L'adoption, en 2011, des «directives MAC-10» par le conseil ITER, définissant les responsabilités à assumer pour le financement des modifications de conception, à l'origine élaborées dans le but de rationaliser les processus de prise de décisions, a aggravé la situation au lieu de l'améliorer. Cela a donné lieu à un modeste effort en termes de systèmes/de valeur dans l'intégration de l'OI, entraînant des dépassements de coûts et des tensions supplémentaires entre l'OI et toutes les agences domestiques (AD).

F4E estime que ce problème est «grave pour toutes les AD, mais en particulier pour F4E», car l'incidence des modifications constantes sur les composants affecte les constructions presque par «défaut».

L’entreprise commune précise également que les coûts dépendent de l'étendue des travaux (par exemple la conception), d'autant plus lorsque des modifications sont requises pendant la phase même de construction. Le fait que ces derniers se trouvent largement sous le contrôle de l'OI et de sa gouvernance, et les premiers de F4E, indique clairement un décalage des responsabilités. Cela constitue en effet l'un des aspects les plus exigeants du projet ITER, comme cela a été bien mis en évidence dans l'étude de 2013 du Parlement européen sur l'efficacité des coûts du projet ITER réalisée par Ernst and Young.

En résumé, en raison de l'exécution même de l'accord et de ses instruments, une fraction importante des coûts que F4E doit absorber ne se trouve pas sous son contrôle direct. F4E précise en outre que le budget plafonné pour le cadre financier actuel a été établi sur la base des hypothèses de l'exercice réalisé en 2008. Mais, pour l’entreprise commune, cela ne signifie en aucune manière qu'il n'existe pas de système de contrôle des coûts. En réalité, il existe déjà un système pleinement opérationnel pour contrôler et surveiller les coûts au niveau de l'accord de passation de marchés, mais pour l’instant, F4E n'a pas encore mis en place toutes les données au niveau 6 (contrats) au moment de l'audit de la Cour des comptes (mars 2015).

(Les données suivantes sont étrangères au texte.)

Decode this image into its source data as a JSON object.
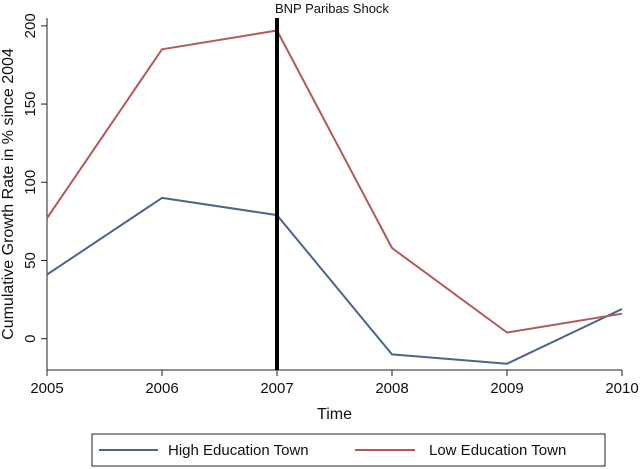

F4E a bien contrôlé les coûts relatifs aux contrats individuels mais au niveau des équipes du projet individuelles et non de manière centralisée et uniforme.

En ce qui concerne les activités de l'entreprise commune en 2014, le rapport renvoie au rapport annuel d’activité 2014 de l’entreprise commune disponible à l'adresse http://www.fusionforenergy.europa.eu/.

Á noter que le budget de l’entreprise commune pour 2014 était de 550,6 millions EUR de recettes définitives (crédits de paiement), dont 77% financés par la contribution de la Communauté.